Laminar Cortical Necrosis

• Laminar cortical necrosis refers to the selective destruction of neurons in the deeper layers of the cerebral cortex.
  • These neurons are the most sensitive to hypoxia.
• The laminar cortical pattern of acute necrosis occurs in several instances:
  1. Ischaemia
     • For example, seizure-related ischaemia in dogs.
  2. Polioencephalomalacia in ruminants
     • Also called cerebrocortical necrosis or CCN.
  3. Salt poisoning in swine
  4. Lead poisoning in cattle
• It is most likely that gross changes will not be seen. When they are visible, changes may be apparent as:
  • Oedema
    • Causes brain swelling, flattened gyri and herniation
  • A thin, white, glistening line along the middle of the cortex.
    • In ruminants, this fluoresces with UV-light.
• Ultimately the cortex becomes necrotic and collapses.

View images courtesy of Cornell Veterinary Medicine

Chromatolysis

• Chromatolysis is the cell body’s reaction to axonal insult.
• The cell body swells and the Nissl substance (granular cytoplasmic reticulum and ribosomes found in nerve cell bodies) disperses.
  • Dispersal of the Nissl substance allows the cell body to produce proteins for rebuilding the axon.
• IT IS NOT A FORM OF NECROSIS.
  • It is an adaptive response to deal with the injury.
  • It can, however lead to necrosis.
• Seen, for example, in grass sickness in horses (equine dysautonomia).

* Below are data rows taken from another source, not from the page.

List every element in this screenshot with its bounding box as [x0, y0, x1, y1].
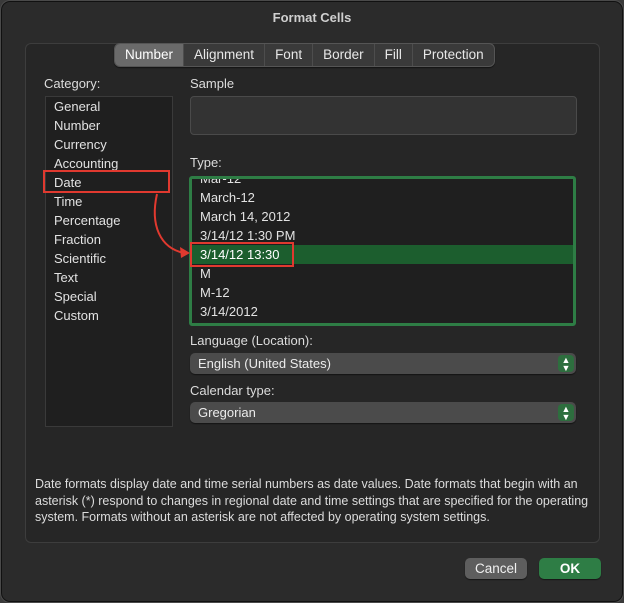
chevron-up-down-icon: ▲ ▼: [558, 404, 574, 422]
format-description: Date formats display date and time seria…: [35, 477, 589, 524]
category-item-percentage[interactable]: Percentage: [54, 211, 121, 230]
tab-fill[interactable]: Fill: [373, 44, 412, 66]
category-list[interactable]: General Number Currency Accounting Date …: [45, 96, 173, 427]
type-annotation-box: [190, 242, 294, 267]
dialog-title: Format Cells: [272, 10, 352, 25]
category-item-general[interactable]: General: [54, 97, 100, 116]
type-item[interactable]: March-12: [192, 188, 573, 207]
category-item-currency[interactable]: Currency: [54, 135, 107, 154]
chevron-up-down-icon: ▲ ▼: [558, 355, 574, 373]
calendar-label: Calendar type:: [190, 383, 275, 398]
tab-font[interactable]: Font: [264, 44, 312, 66]
category-item-time[interactable]: Time: [54, 192, 82, 211]
sample-preview: [190, 96, 577, 135]
cancel-button[interactable]: Cancel: [465, 558, 527, 579]
type-item[interactable]: Mar-12: [192, 179, 573, 188]
tab-border[interactable]: Border: [312, 44, 374, 66]
language-select[interactable]: English (United States) ▲ ▼: [190, 353, 576, 374]
tab-protection[interactable]: Protection: [411, 44, 494, 66]
category-item-number[interactable]: Number: [54, 116, 100, 135]
category-annotation-box: [43, 170, 170, 193]
calendar-select[interactable]: Gregorian ▲ ▼: [190, 402, 576, 423]
tab-number[interactable]: Number: [115, 44, 184, 66]
category-item-custom[interactable]: Custom: [54, 306, 99, 325]
category-item-special[interactable]: Special: [54, 287, 97, 306]
category-item-text[interactable]: Text: [54, 268, 78, 287]
sample-label: Sample: [190, 76, 235, 91]
category-item-scientific[interactable]: Scientific: [54, 249, 106, 268]
calendar-value: Gregorian: [198, 405, 256, 420]
type-label: Type:: [190, 155, 222, 170]
category-label: Category:: [44, 76, 101, 91]
type-item[interactable]: M-12: [192, 283, 573, 302]
type-item[interactable]: March 14, 2012: [192, 207, 573, 226]
tab-bar: Number Alignment Font Border Fill Protec…: [114, 43, 495, 67]
language-value: English (United States): [198, 356, 331, 371]
category-item-fraction[interactable]: Fraction: [54, 230, 101, 249]
tab-alignment[interactable]: Alignment: [183, 44, 264, 66]
language-label: Language (Location):: [190, 333, 313, 348]
type-item[interactable]: 3/14/2012: [192, 302, 573, 321]
ok-button[interactable]: OK: [539, 558, 601, 579]
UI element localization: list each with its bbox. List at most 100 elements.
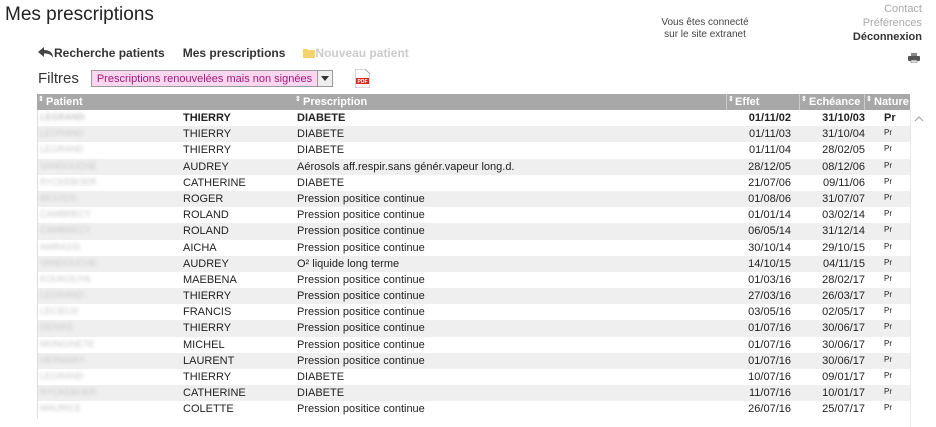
session-line1: Vous êtes connecté — [661, 17, 749, 28]
patient-name: VANDOUCHE — [40, 257, 97, 268]
table-row[interactable]: VANDOUCHE AUDREY Aérosols aff.respir.sans … — [38, 158, 910, 175]
table-row[interactable]: AMRASSI AICHA Pression positice continue 30… — [38, 240, 910, 256]
echeance-date: 30/06/17 — [822, 338, 865, 351]
header-nature[interactable]: Nature — [874, 96, 909, 108]
echeance-date: 30/06/17 — [822, 354, 865, 367]
table-row[interactable]: BESTEN ROGER Pression positice continue 01/… — [38, 190, 910, 208]
header-effet[interactable]: Effet — [735, 96, 759, 108]
echeance-date: 28/02/05 — [822, 144, 865, 157]
patient-firstname: CATHERINE — [183, 176, 246, 189]
patient-firstname: ROLAND — [183, 225, 229, 238]
patient-name: BESTEN — [40, 192, 77, 203]
effet-date: 01/11/04 — [748, 144, 791, 157]
patient-firstname: THIERRY — [183, 144, 232, 157]
filter-select[interactable]: Prescriptions renouvelées mais non signé… — [90, 70, 333, 87]
patient-name: AMRASSI — [40, 241, 81, 252]
my-prescriptions-label: Mes prescriptions — [182, 46, 286, 60]
prescription-label: Pression positice continue — [297, 403, 425, 416]
sort-icon: ⇕ — [38, 96, 44, 103]
preferences-link[interactable]: Préférences — [853, 16, 922, 30]
prescription-label: Aérosols aff.respir.sans génér.vapeur lo… — [297, 160, 515, 173]
pdf-icon[interactable]: PDF — [354, 69, 370, 88]
patient-name: KOUKOUYA — [40, 273, 91, 284]
header-echeance[interactable]: Echéance — [809, 96, 860, 108]
table-row[interactable]: RYCKEBOER CATHERINE DIABETE 21/07/06 09/11/0… — [38, 175, 910, 191]
prescription-label: Pression positice continue — [297, 241, 425, 254]
echeance-date: 26/03/17 — [822, 290, 865, 303]
back-to-search-link[interactable]: Recherche patients — [38, 46, 165, 60]
patient-firstname: CATHERINE — [183, 387, 246, 400]
prescriptions-table: ⇕ Patient ⇕ Prescription ⇕ Effet ⇕ Echéa… — [37, 94, 910, 418]
chevron-down-icon[interactable] — [316, 71, 332, 86]
back-label: Recherche patients — [54, 46, 165, 60]
logout-link[interactable]: Déconnexion — [853, 30, 922, 44]
patient-name: CAMBRECY — [40, 225, 92, 236]
table-row[interactable]: LEGRAND THIERRY DIABETE 01/11/03 31/10/04 Pr — [38, 126, 910, 143]
table-row[interactable]: MAURICE COLETTE Pression positice continue… — [38, 401, 910, 417]
table-row[interactable]: CAMBRECY ROLAND Pression positice continue… — [38, 207, 910, 223]
patient-name: LEGRAND — [40, 290, 84, 301]
table-row[interactable]: LEGRAND THIERRY Pression positice continue… — [38, 288, 910, 305]
patient-name: LECIEUX — [40, 306, 79, 317]
filter-select-value: Prescriptions renouvelées mais non signé… — [96, 72, 313, 85]
prescription-label: DIABETE — [297, 387, 345, 400]
contact-link[interactable]: Contact — [853, 2, 922, 16]
header-divider — [864, 94, 865, 110]
prescription-label: O² liquide long terme — [297, 257, 400, 270]
sort-icon: ⇕ — [728, 96, 734, 103]
table-row[interactable]: KOUKOUYA MAEBENA Pression positice continu… — [38, 272, 910, 288]
effet-date: 01/07/16 — [748, 338, 791, 351]
patient-firstname: MAEBENA — [183, 273, 237, 286]
nature-code: Pr — [884, 354, 892, 364]
top-links: Contact Préférences Déconnexion — [853, 2, 922, 44]
table-row[interactable]: LEGRAND THIERRY DIABETE 01/11/04 28/02/05 Pr — [38, 142, 910, 158]
patient-firstname: LAURENT — [183, 354, 235, 367]
prescription-label: Pression positice continue — [297, 354, 425, 367]
session-line2: sur le site extranet — [664, 29, 746, 40]
vertical-scrollbar[interactable] — [910, 110, 927, 427]
header-prescription[interactable]: Prescription — [303, 96, 367, 108]
effet-date: 01/01/14 — [748, 209, 791, 222]
my-prescriptions-link[interactable]: Mes prescriptions — [183, 46, 286, 60]
patient-name: LEGRAND — [40, 128, 84, 139]
effet-date: 30/10/14 — [748, 241, 791, 254]
prescription-label: DIABETE — [297, 112, 346, 124]
patient-firstname: THIERRY — [183, 371, 232, 383]
filters-bar: Filtres Prescriptions renouvelées mais n… — [38, 69, 370, 88]
echeance-date: 09/01/17 — [822, 371, 865, 383]
effet-date: 11/07/16 — [748, 387, 791, 400]
table-row[interactable]: LEGRAND THIERRY DIABETE 10/07/16 09/01/17 Pr — [38, 369, 910, 385]
echeance-date: 04/11/15 — [822, 257, 865, 270]
table-row[interactable]: LEGRAND THIERRY DIABETE 01/11/02 31/10/03 Pr — [38, 110, 910, 126]
nature-code: Pr — [884, 273, 892, 283]
table-row[interactable]: RYCKEBOER CATHERINE DIABETE 11/07/16 10/01/1… — [38, 385, 910, 402]
new-patient-link[interactable]: Nouveau patient — [303, 46, 409, 60]
prescription-label: DIABETE — [297, 176, 345, 189]
effet-date: 28/12/05 — [748, 160, 791, 173]
table-row[interactable]: MONGINETE MICHEL Pression positice continu… — [38, 337, 910, 353]
prescription-label: Pression positice continue — [297, 225, 425, 238]
prescription-label: DIABETE — [297, 128, 345, 141]
patient-name: HERMARY — [40, 354, 85, 365]
printer-icon[interactable] — [908, 53, 920, 63]
prescription-label: Pression positice continue — [297, 306, 425, 319]
echeance-date: 03/02/14 — [822, 209, 865, 222]
table-row[interactable]: CAMBRECY ROLAND Pression positice continue… — [38, 223, 910, 240]
scroll-up-icon[interactable] — [914, 115, 924, 123]
table-row[interactable]: VANDOUCHE AUDREY O² liquide long terme 14/1… — [38, 255, 910, 272]
nature-code: Pr — [884, 371, 892, 380]
nature-code: Pr — [884, 192, 892, 202]
patient-firstname: AICHA — [183, 241, 217, 254]
patient-name: MONGINETE — [40, 338, 95, 349]
table-row[interactable]: DENIKE THIERRY Pression positice continue 0… — [38, 320, 910, 337]
table-row[interactable]: LECIEUX FRANCIS Pression positice continue… — [38, 304, 910, 320]
effet-date: 01/07/16 — [748, 322, 791, 335]
table-row[interactable]: HERMARY LAURENT Pression positice continue… — [38, 352, 910, 369]
page-title: Mes prescriptions — [5, 4, 154, 25]
header-divider — [799, 94, 800, 110]
header-patient[interactable]: Patient — [46, 96, 83, 108]
echeance-date: 31/12/14 — [822, 225, 865, 238]
effet-date: 21/07/06 — [748, 176, 791, 189]
effet-date: 14/10/15 — [748, 257, 791, 270]
sort-icon: ⇕ — [866, 96, 872, 103]
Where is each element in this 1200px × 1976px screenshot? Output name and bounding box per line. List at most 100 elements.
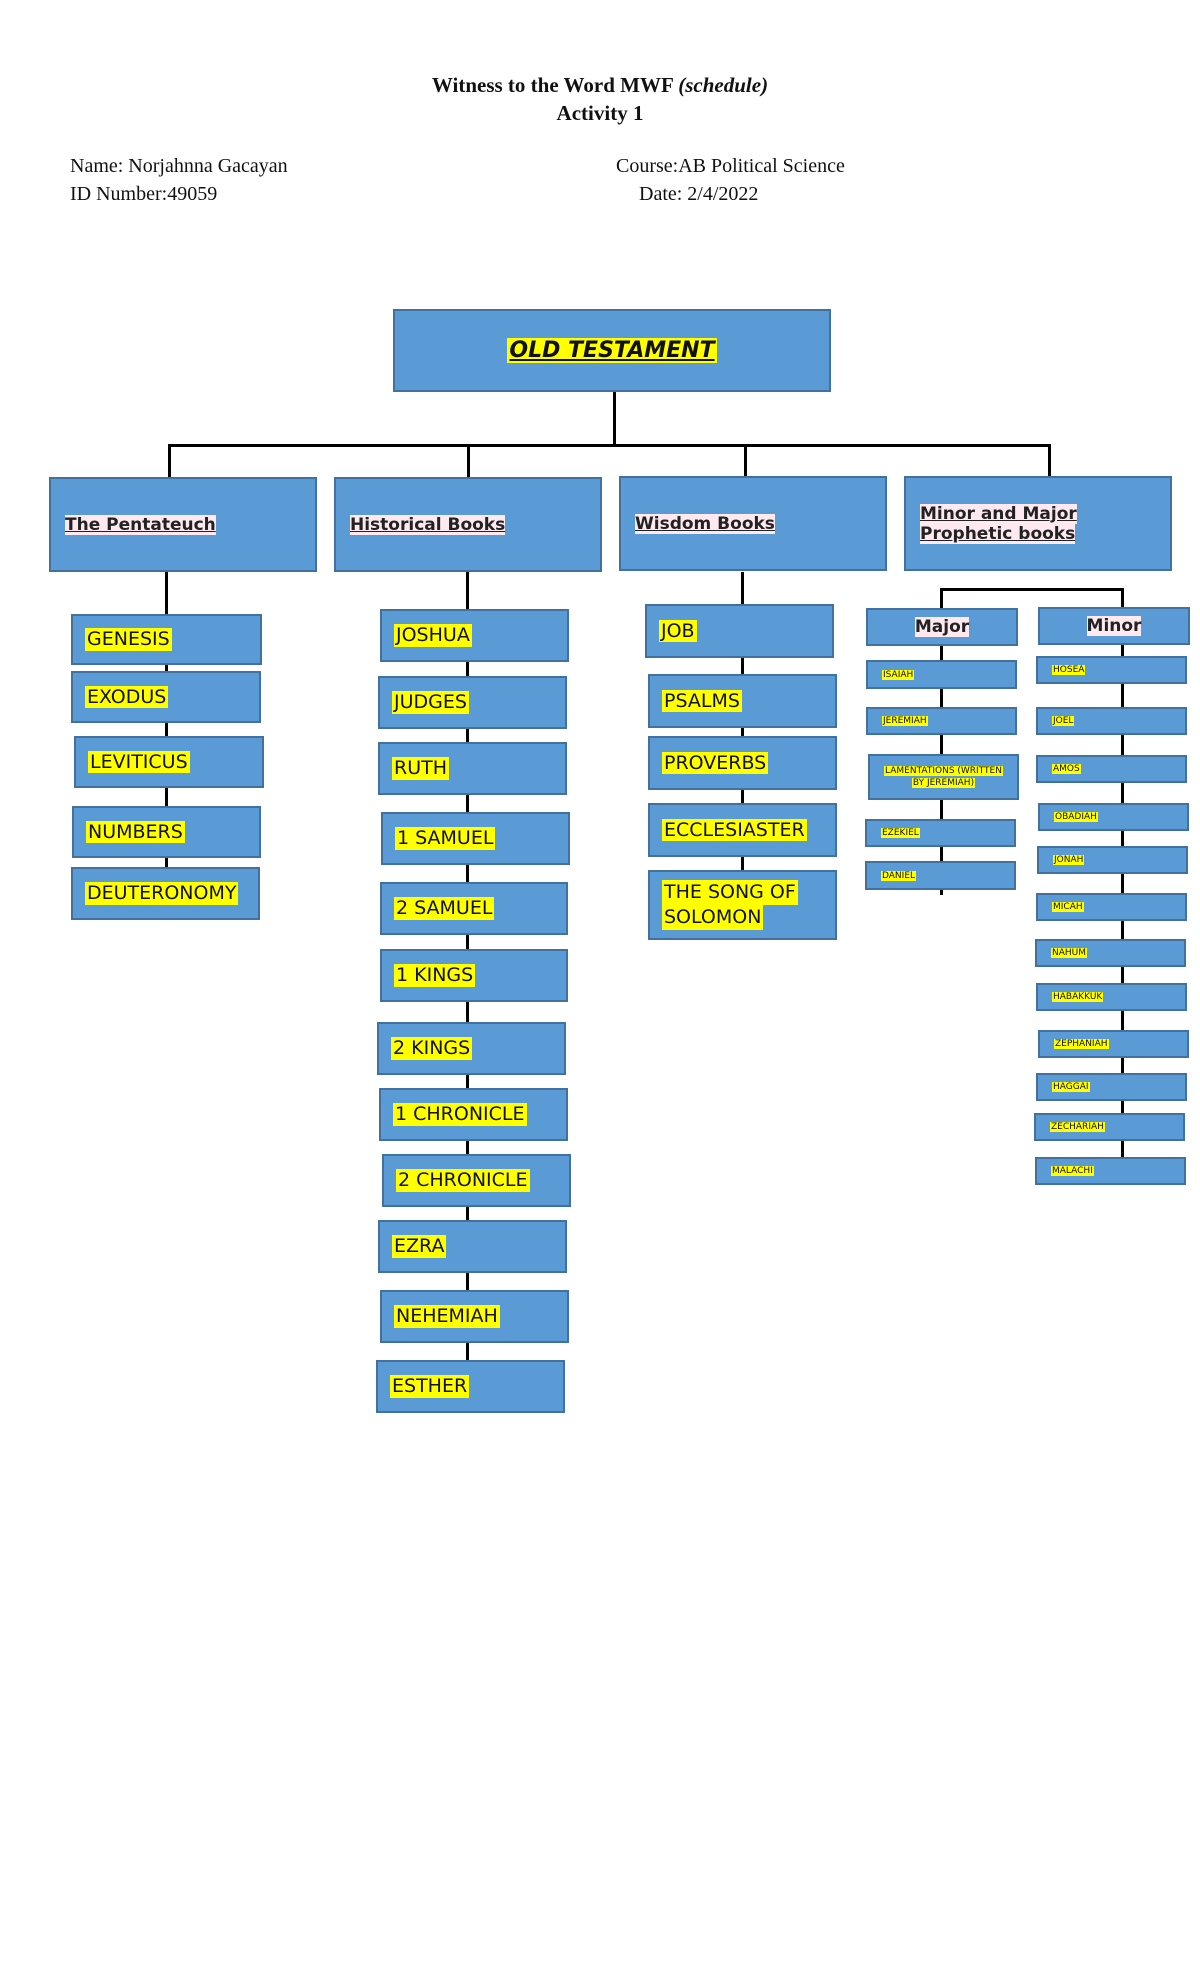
group-major: Major bbox=[866, 608, 1018, 646]
book-node: MICAH bbox=[1036, 893, 1187, 921]
book-label-line1: LAMENTATIONS (WRITTEN bbox=[884, 766, 1003, 776]
book-label: JUDGES bbox=[392, 691, 469, 714]
category-wisdom: Wisdom Books bbox=[619, 476, 887, 571]
document-subtitle: Activity 1 bbox=[556, 101, 644, 125]
book-node: ESTHER bbox=[376, 1360, 565, 1413]
book-node: NEHEMIAH bbox=[380, 1290, 569, 1343]
book-label: NEHEMIAH bbox=[394, 1305, 500, 1328]
book-label: EXODUS bbox=[85, 685, 169, 709]
document-title-main: Witness to the Word MWF bbox=[431, 73, 679, 97]
book-label-line2: SOLOMON bbox=[662, 905, 764, 930]
book-node: 2 KINGS bbox=[377, 1022, 566, 1075]
connector-line bbox=[1048, 444, 1051, 479]
connector-line bbox=[467, 444, 470, 479]
book-node: 1 KINGS bbox=[380, 949, 568, 1002]
book-label: LEVITICUS bbox=[88, 750, 190, 774]
category-label-line1: Minor and Major bbox=[920, 503, 1077, 524]
student-name: Name: Norjahnna Gacayan bbox=[70, 155, 288, 177]
book-label: 1 KINGS bbox=[394, 964, 476, 987]
book-label: JOB bbox=[659, 619, 697, 643]
book-node: HABAKKUK bbox=[1036, 983, 1187, 1011]
course: Course:AB Political Science bbox=[616, 155, 845, 177]
book-node: JONAH bbox=[1037, 846, 1188, 874]
group-label: Minor bbox=[1086, 616, 1142, 636]
connector-line bbox=[168, 444, 171, 479]
book-label: ESTHER bbox=[390, 1375, 470, 1398]
book-node: LEVITICUS bbox=[74, 736, 264, 788]
book-label: PROVERBS bbox=[662, 751, 769, 775]
book-node: 1 CHRONICLE bbox=[379, 1088, 568, 1141]
book-label: EZEKIEL bbox=[881, 828, 920, 838]
book-label: MICAH bbox=[1052, 902, 1084, 912]
book-node: DANIEL bbox=[865, 861, 1016, 890]
book-label: EZRA bbox=[392, 1235, 447, 1258]
book-label: HABAKKUK bbox=[1052, 992, 1104, 1002]
book-node: JOB bbox=[645, 604, 834, 658]
category-historical: Historical Books bbox=[334, 477, 602, 572]
book-node: HOSEA bbox=[1036, 656, 1187, 684]
book-node: ECCLESIASTER bbox=[648, 803, 837, 857]
document-title: Witness to the Word MWF (schedule) bbox=[0, 73, 1200, 98]
category-prophetic: Minor and Major Prophetic books bbox=[904, 476, 1172, 571]
book-label: ISAIAH bbox=[882, 669, 915, 680]
group-label: Major bbox=[914, 617, 970, 637]
book-node: HAGGAI bbox=[1036, 1073, 1187, 1101]
book-node: JEREMIAH bbox=[866, 707, 1017, 735]
book-node: EXODUS bbox=[71, 671, 261, 723]
category-label: Historical Books bbox=[350, 514, 506, 535]
root-label: OLD TESTAMENT bbox=[507, 338, 717, 363]
book-label-line1: THE SONG OF bbox=[662, 880, 798, 905]
book-node: PROVERBS bbox=[648, 736, 837, 790]
book-node: DEUTERONOMY bbox=[71, 867, 260, 920]
connector-line bbox=[940, 588, 1124, 591]
book-node: GENESIS bbox=[71, 614, 262, 665]
book-label: OBADIAH bbox=[1054, 812, 1098, 822]
book-node: EZEKIEL bbox=[865, 819, 1016, 847]
book-label: 1 SAMUEL bbox=[395, 827, 496, 850]
book-node: PSALMS bbox=[648, 674, 837, 728]
book-node: JUDGES bbox=[378, 676, 567, 729]
book-node: 2 SAMUEL bbox=[380, 882, 568, 935]
book-node: JOEL bbox=[1036, 707, 1187, 735]
book-label: 2 SAMUEL bbox=[394, 897, 495, 920]
category-pentateuch: The Pentateuch bbox=[49, 477, 317, 572]
book-label: HOSEA bbox=[1052, 665, 1086, 675]
book-label: AMOS bbox=[1052, 764, 1081, 774]
book-label: 1 CHRONICLE bbox=[393, 1103, 527, 1126]
category-label: Wisdom Books bbox=[635, 513, 775, 534]
book-node: LAMENTATIONS (WRITTEN BY JEREMIAH) bbox=[868, 754, 1019, 800]
book-node: THE SONG OF SOLOMON bbox=[648, 870, 837, 940]
book-node: EZRA bbox=[378, 1220, 567, 1273]
book-label: JONAH bbox=[1053, 855, 1085, 865]
book-label: JOSHUA bbox=[394, 624, 472, 647]
book-label: MALACHI bbox=[1051, 1166, 1094, 1176]
connector-line bbox=[613, 391, 616, 447]
book-label: DANIEL bbox=[881, 870, 917, 881]
document-title-italic: (schedule) bbox=[678, 73, 769, 97]
book-label: ZEPHANIAH bbox=[1054, 1039, 1109, 1049]
book-label: RUTH bbox=[392, 757, 450, 780]
book-label: HAGGAI bbox=[1052, 1082, 1090, 1092]
category-label: The Pentateuch bbox=[65, 514, 216, 535]
book-label: 2 CHRONICLE bbox=[396, 1169, 530, 1192]
book-label: JEREMIAH bbox=[882, 716, 928, 726]
book-node: AMOS bbox=[1036, 755, 1187, 783]
book-label: ZECHARIAH bbox=[1050, 1122, 1105, 1132]
book-label: NAHUM bbox=[1051, 948, 1088, 958]
book-label: ECCLESIASTER bbox=[662, 818, 807, 842]
book-node: NAHUM bbox=[1035, 939, 1186, 967]
date: Date: 2/4/2022 bbox=[639, 183, 759, 205]
book-node: 1 SAMUEL bbox=[381, 812, 570, 865]
book-node: RUTH bbox=[378, 742, 567, 795]
book-label: 2 KINGS bbox=[391, 1037, 473, 1060]
book-node: JOSHUA bbox=[380, 609, 569, 662]
book-node: 2 CHRONICLE bbox=[382, 1154, 571, 1207]
book-label: NUMBERS bbox=[86, 820, 185, 844]
book-node: NUMBERS bbox=[72, 806, 261, 858]
book-label: PSALMS bbox=[662, 689, 742, 713]
book-node: MALACHI bbox=[1035, 1157, 1186, 1185]
group-minor: Minor bbox=[1038, 607, 1190, 645]
connector-line bbox=[168, 444, 1050, 447]
book-node: ISAIAH bbox=[866, 660, 1017, 689]
root-node: OLD TESTAMENT bbox=[393, 309, 831, 392]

View images courtesy of Cornell Veterinary Medicine

Wallerian Degeneration

• Wallerian degeneration is the axon’s reaction to insult.
• The axon and its myelin sheath degenerates distal to the point of injury.
• There are several causes of wallerian degeneration:
  • Axonal transection
    • This is the "classic" cause
  • Vascular causes
  • Inflamatory reactions
  • Toxic insult
  • As a sequel to neuronal cell death.

View images courtesy of Cornell Veterinary Medicine

The Process of Wallerian Degeneration

1. Axonal Degeneration
   • Axonal injuries initially lead to acute axonal degeneration.
     • The proximal and distal ends separate within 30 minutes of injury.
   • Degeneration and swelling of the axolemma eventually leads to formation of bead-like particles.
   • After the membrane is degraded, the organelles and cytoskeleton disintegrate.
     • Larger axons require longer time for cytoskeleton degradation and thus take a longer time to degenerate.
2. Myelin Clearance
   • Following axonal degeneration, myelin debris is cleared by phagocytosis.
   • Myelin clearance in the PNS is much faster and efficient that in the CNS. This is due to:
     • The actions of schwann cells in the PNS.
     • Differences in changes in the blood-brain barrier in each system.
       • In the PNS, the permeability increases throughout the distal stump.
       • Barrier disruption in CNS is limited to the site of injury.
3. Regeneration
   

   Neuronal vacuolation. Image courtesy of BioMed Archive
   • Regeneration is rapid in the PNS.
     • Schwann cells release growth factors to support regeneration.
   • CNS regeneration is much slower, and is almost absent in most species.
     • This is due to:
       • Slow or absent phagocytosis
       • Little or no axonal regeneration, because:
         • Oligodendrocytes have little capacity for remyelination compared to Schwann cells.
         • There is no basal lamina scaffold to support a new axonal sprout.
         • The debris from central myelin inhibits axonal sprouting.

Vacuolation

Neuronal vacuolation. Image courtesy of BioMed Archive

• Vacuolation is the hallmark of transmissible spongiform encephalopathies.
  • For example, BSE and Scrapie.
• Vacuolation can also occur under other circumstances:
  • Artefact of fixation
  • Toxicoses
  • It may sometimes be a normal feature.